En , Polenov quitte l'Italie pour revenir en Russie[28]. L'été 1885, il travaille dans la propriété Menchovo à Podolsk et y réalise une esquisse grandeur nature du Christ et la Pécheresse en préparant la toile au fusain. La version définitive de la toile est réalisée en 1886-1887 dans le cabinet de travail de Savva Mamontov, dans sa maison de la rue Sadovaïa-Spasskaïa à Moscou[26]. Parmi ceux avec lesquels il discuta de sa toile, en dehors de ses proches et de Mamontov, on trouve les peintres Constantin Korovine et Victor Vasnetsov, mais aussi le physiologue Piotr Spiro[29] - [30].

15e exposition des Ambulants

On supposait que le tableau Le Christ et la Pécheresse serait présenté à la 15e exposition des Ambulants, qui ouvrait ses portes à Saint-Pétersbourg le [8] - [31]. Polenov se rend à Saint-Pétersbourg un peu avant, vers la mi-février, et après quelques jours son tableau arrive sur place[32]. Lorsqu'il commence à l'installer dans la salle d'exposition, il s'avère qu'un autre tableau de grande dimension dont le sujet est historique sera exposé également, La Boyarine Morozova, réalisé par Vassili Sourikov[8][32].

Le Christ et la pécheresse'' (esquisse, 1885, huile, charbon, de Vassili Polenov)

Quelques jours avant l'ouverture de l'exposition, le censeur Nikolaï Nikitine vient examiner les toiles[33]. C'est d'après la table des rangs un conseiller d'état effectif, employé à l'inspection des ateliers de typographie, de lithographie à Saint-Pétersbourg[34]. Nikitine ne donne pas l'autorisation d'exposer la toile de Polenov et transmet son rapport au gouverneur de Saint-Pétersbourg Piotr Gresser. Il envoie un fonctionnaire spécial pour autoriser l'exposition du tableau jusqu'à ce que celui-ci puisse être vu par les membres de la famille impériale, dont le président de l'Académie russe des Beaux-Arts, le grand-duc Vladimir Alexandrovitch de Russie, et l'empereur Alexandre III [33].

Peu de temps après, Vladimir Alexandrovitch visite l'exposition. Il examine attentivement la tableau de Polenov (qui n'est pas présent lors de la visite) et se plaint de ce qu'il est mal éclairé, et que « pour des gens cultivés le tableau est intéressant par son caractère historique, mais pour la foule c'est dangereux et cela peut créer des polémiques »[35]. Toujours est-il que la toile est restée exposée jusqu'à la visite de l'empereur[35].

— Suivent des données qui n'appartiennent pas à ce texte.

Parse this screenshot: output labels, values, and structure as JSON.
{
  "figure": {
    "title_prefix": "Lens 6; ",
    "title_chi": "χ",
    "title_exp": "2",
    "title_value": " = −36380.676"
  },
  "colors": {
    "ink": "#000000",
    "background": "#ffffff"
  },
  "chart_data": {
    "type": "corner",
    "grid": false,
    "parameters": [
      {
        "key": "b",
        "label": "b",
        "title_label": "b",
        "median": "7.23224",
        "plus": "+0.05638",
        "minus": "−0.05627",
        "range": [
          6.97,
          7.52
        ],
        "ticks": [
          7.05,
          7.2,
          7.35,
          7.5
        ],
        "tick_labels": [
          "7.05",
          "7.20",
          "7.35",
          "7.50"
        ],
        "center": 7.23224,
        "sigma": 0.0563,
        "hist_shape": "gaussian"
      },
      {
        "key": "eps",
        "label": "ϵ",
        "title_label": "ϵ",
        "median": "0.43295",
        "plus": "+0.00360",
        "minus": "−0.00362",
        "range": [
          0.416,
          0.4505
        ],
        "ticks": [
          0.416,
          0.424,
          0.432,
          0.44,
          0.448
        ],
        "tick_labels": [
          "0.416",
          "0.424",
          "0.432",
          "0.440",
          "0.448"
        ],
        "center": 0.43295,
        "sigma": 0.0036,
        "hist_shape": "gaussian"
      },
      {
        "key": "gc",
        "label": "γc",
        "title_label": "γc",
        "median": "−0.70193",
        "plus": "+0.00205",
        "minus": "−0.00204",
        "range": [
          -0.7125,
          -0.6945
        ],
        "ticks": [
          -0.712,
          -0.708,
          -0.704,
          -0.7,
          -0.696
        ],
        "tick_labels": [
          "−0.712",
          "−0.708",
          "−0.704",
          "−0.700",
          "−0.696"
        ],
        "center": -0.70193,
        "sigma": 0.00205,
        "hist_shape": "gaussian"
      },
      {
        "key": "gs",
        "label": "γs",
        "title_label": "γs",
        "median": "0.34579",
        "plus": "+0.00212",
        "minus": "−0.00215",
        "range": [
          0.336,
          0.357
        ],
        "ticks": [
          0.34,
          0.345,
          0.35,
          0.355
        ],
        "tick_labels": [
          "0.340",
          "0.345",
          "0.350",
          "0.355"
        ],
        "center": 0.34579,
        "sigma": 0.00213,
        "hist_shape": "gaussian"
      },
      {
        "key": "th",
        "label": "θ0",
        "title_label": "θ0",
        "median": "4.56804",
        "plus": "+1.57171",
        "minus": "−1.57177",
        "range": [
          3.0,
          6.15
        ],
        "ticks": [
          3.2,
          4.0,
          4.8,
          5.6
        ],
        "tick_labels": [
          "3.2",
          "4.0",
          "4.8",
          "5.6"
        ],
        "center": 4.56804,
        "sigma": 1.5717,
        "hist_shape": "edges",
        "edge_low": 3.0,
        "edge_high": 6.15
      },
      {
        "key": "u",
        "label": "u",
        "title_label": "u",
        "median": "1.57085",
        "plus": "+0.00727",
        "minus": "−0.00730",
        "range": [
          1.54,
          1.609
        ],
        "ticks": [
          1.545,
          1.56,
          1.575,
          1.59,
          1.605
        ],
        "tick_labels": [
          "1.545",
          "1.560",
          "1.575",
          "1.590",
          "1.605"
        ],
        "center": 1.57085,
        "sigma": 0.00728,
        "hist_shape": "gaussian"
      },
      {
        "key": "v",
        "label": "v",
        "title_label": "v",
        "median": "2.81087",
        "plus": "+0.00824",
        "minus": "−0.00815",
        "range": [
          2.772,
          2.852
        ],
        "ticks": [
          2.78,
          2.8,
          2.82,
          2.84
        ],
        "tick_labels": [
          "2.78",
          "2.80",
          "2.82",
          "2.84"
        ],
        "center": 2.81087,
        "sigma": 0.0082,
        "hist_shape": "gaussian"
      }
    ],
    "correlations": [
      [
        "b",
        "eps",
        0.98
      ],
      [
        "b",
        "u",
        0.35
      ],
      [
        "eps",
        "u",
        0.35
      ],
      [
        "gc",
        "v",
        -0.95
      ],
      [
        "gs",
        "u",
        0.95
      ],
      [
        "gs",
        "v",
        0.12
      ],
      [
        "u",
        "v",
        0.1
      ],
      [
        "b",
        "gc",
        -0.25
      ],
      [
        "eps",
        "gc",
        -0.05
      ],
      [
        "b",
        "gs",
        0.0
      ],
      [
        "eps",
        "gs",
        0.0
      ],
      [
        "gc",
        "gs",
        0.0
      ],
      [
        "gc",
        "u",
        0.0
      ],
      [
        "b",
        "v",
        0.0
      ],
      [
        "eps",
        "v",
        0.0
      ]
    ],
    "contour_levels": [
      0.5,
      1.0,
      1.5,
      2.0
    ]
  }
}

Le Christ et la Pécheresse (esquisse, 1885, Galerie Tretiakov)

Le matin du jour prévu pour la visite de l'empereur Alexandre III, le vice-procureur Constantin Pobiedonostsev vient examiner l'exposition, accompagné du maire de la ville, Piotr Gresser. Il ne regarde même par les autres tableaux et se précipite vers Le Christ et la Pécheresse. Après avoir qualifié le tableau de sérieux et intéressant, Pobedonostsev n'en interdit pas moins l'impression du catalogue[36]. À deux heures de l'après-midi arrive Vladimir Alexandrovitch, et vingt minutes plus tard c'est l'empereur Alexandre III lui-même accompagné de son épouse Maria Féodorovna ainsi que du grand-duc Georges Aleksandrovitch de Russie et Constantin Pobiedonostsev. Alexandre III est séduit par l'exposition et il fait l'acquisition de quelques tableaux. Il finit par arriver devant la toile de Polenov, il l'examine longuement et discute avec le peintre. Il exprime son admiration pour l'expression de la tête du Christ, en ajoutant que si de loin il semble un peu vieux, de près il est vraiment merveilleux. Puis l'empereur parcourt l'exposition et Polenov reste près de sa toile. L'empereur s'approche bientôt de lui et lui demande si le tableau est déjà vendu ou s'il peut être acheté. Ce à quoi Polenov répond qu'il peut être acheté. Vladimir Alexandrovitch informe alors Polenov que l'empereur souhaiterait acheter la toile. Quelques minutes plus tard, l'empereur Alexandre III revient dans la salle où le tableau est exposé, repose les mêmes questions pour savoir si personne n'a acquis le tableau et lui annonce qu'il le réserve[37]. Dès qu'il est établi que l'empereur acquiert le tableau, l'attitude vis-à-vis de celui-ci se modifie complètement. Il n'est plus question de le refuser à l'exposition, on le déplace à un endroit mieux éclairé. Et naturellement le catalogue de l'exposition qui comprenait la toile est autorisé de paraître[38].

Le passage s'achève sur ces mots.